The transaction was notified to the Austrian Federal Competition Authority (FCA) and was subsequently referred to an in-depth Phase II review, triggering proceedings before the Austrian Cartel Court. The Cartel Court in turn ruled that the transaction should be notified to the European Commission. Austria Asphalt challenged the ruling before the Austrian Supreme Court, arguing that only the FCA was required to review the transaction.

The Austrian Supreme Court referred to the ECJ the question of whether or not the proposed merger was subject to the EUMR. Under Article 3(4) EUMR, the creation of a joint venture is to be considered a concentration provided that it performs “on a lasting basis all the functions of an autonomous entity”, while Article 3(1)(b) EUMR provides that a concentration arises where an undertaking acquires “direct or indirect control of the whole or parts of one or more other undertakings”.

ECJ’s Preliminary Ruling

Consistent with the opinion of Advocate General Kokott, the ECJ held that the creation of a joint venture will only be caught by the EUMR if the undertaking in question is full-function.

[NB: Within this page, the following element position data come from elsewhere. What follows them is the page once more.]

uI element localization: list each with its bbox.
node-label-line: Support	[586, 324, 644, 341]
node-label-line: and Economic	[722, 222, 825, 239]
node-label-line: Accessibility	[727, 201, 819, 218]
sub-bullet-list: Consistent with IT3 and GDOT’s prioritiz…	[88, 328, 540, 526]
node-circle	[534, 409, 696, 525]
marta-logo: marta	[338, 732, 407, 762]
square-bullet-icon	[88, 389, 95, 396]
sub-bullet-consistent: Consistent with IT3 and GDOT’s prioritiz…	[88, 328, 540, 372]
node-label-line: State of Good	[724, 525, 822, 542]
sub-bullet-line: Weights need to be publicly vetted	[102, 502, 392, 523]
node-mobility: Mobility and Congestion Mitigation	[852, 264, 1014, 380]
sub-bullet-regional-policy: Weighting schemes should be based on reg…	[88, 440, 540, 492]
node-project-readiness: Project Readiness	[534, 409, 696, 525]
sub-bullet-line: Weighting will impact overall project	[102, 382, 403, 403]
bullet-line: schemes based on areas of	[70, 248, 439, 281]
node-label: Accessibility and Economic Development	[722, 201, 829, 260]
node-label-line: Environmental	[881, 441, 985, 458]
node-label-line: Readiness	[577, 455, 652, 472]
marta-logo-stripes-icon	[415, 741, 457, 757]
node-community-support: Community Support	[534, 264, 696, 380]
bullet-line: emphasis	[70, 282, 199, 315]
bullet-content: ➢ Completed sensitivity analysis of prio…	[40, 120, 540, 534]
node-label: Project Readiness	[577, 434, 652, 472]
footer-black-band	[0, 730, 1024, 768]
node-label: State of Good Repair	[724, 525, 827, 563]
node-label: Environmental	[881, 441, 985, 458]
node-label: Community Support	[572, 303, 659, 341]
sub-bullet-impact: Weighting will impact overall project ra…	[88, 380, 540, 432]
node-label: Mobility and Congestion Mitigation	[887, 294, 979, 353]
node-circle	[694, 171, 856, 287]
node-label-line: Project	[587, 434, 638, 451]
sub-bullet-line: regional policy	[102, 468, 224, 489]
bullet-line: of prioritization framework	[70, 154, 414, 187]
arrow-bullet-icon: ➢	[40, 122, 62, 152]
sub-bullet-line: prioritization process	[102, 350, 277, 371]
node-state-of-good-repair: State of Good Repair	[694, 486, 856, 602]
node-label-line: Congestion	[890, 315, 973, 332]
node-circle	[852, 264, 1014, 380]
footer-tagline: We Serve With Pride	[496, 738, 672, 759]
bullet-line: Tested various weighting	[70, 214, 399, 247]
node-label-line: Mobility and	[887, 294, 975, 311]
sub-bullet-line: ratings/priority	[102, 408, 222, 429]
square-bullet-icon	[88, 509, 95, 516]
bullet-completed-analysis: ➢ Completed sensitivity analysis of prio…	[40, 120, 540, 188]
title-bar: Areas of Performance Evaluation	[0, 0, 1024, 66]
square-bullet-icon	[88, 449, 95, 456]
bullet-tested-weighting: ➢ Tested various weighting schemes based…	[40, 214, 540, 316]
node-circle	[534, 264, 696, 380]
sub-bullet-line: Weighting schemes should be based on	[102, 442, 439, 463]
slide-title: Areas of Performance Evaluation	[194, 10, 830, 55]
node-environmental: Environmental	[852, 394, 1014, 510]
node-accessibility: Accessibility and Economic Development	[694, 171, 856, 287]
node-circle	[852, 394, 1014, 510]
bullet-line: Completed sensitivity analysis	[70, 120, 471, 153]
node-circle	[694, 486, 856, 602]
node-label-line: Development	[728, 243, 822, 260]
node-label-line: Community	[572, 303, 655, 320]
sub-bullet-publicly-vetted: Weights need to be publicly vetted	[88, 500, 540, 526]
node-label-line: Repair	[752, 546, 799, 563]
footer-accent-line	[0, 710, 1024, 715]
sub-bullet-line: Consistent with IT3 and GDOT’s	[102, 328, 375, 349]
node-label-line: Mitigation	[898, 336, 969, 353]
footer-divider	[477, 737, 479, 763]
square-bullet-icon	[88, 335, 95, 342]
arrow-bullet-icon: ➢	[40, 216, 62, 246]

In particular, the ECJ rejected the European Commission’s view that a change from sole to joint control of an undertaking should be caught by the EUMR irrespective of whether or not the resulting joint venture is full-function, as this would “lead to an unjustified difference in treatment” between companies newly created by the transaction (which would be caught only if they acted independently on the market) and those that existed prior to the transaction (which would be caught irrespective of whether or not they acted independently). Indeed, the court considered that only transactions creating joint ventures performing on a lasting basis all the functions of an autonomous economic entity (i.e. full function joint ventures) will bring about a change in the structure of the market such as to justify merger control. Any decision to the contrary would “effectively extend the scope of the preventative control laid down in [the EUMR] to transactions which are not capable of having an effect on the structure of the market in question”.

The ruling is likely to have an immediate, lasting and positive impact on the deliverability of transactions which fall short of the acquisition of businesses with sufficient staff and resources to operate independently on the market. It will undoubtedly eliminate the risk for parties who previously did not notify such deals of enforcement action by the European Commission and reduce the volume of transactions notified to the European Commission.

CMA’s New Merger Intelligence Guidance

The ECJ’s preliminary ruling comes in the same week as the UK Competition and Markets Authority (CMA) published updated guidance on various aspects of its voluntary merger regime, including amendments to its guidance on its approach to non-notified deals.

Disappointingly, the CMA’s Merger Intelligence Committee has rolled back its policy of engaging with parties on the basis of confidential briefing papers prior to exchange in M&A transactions. The CMA does not wish to commit resources to transactions that may not ultimately be agreed, but its revised policy risks having a chilling effect on low value transactions where the cost of merger control clearance may be critical in determining whether or not a transaction proceeds.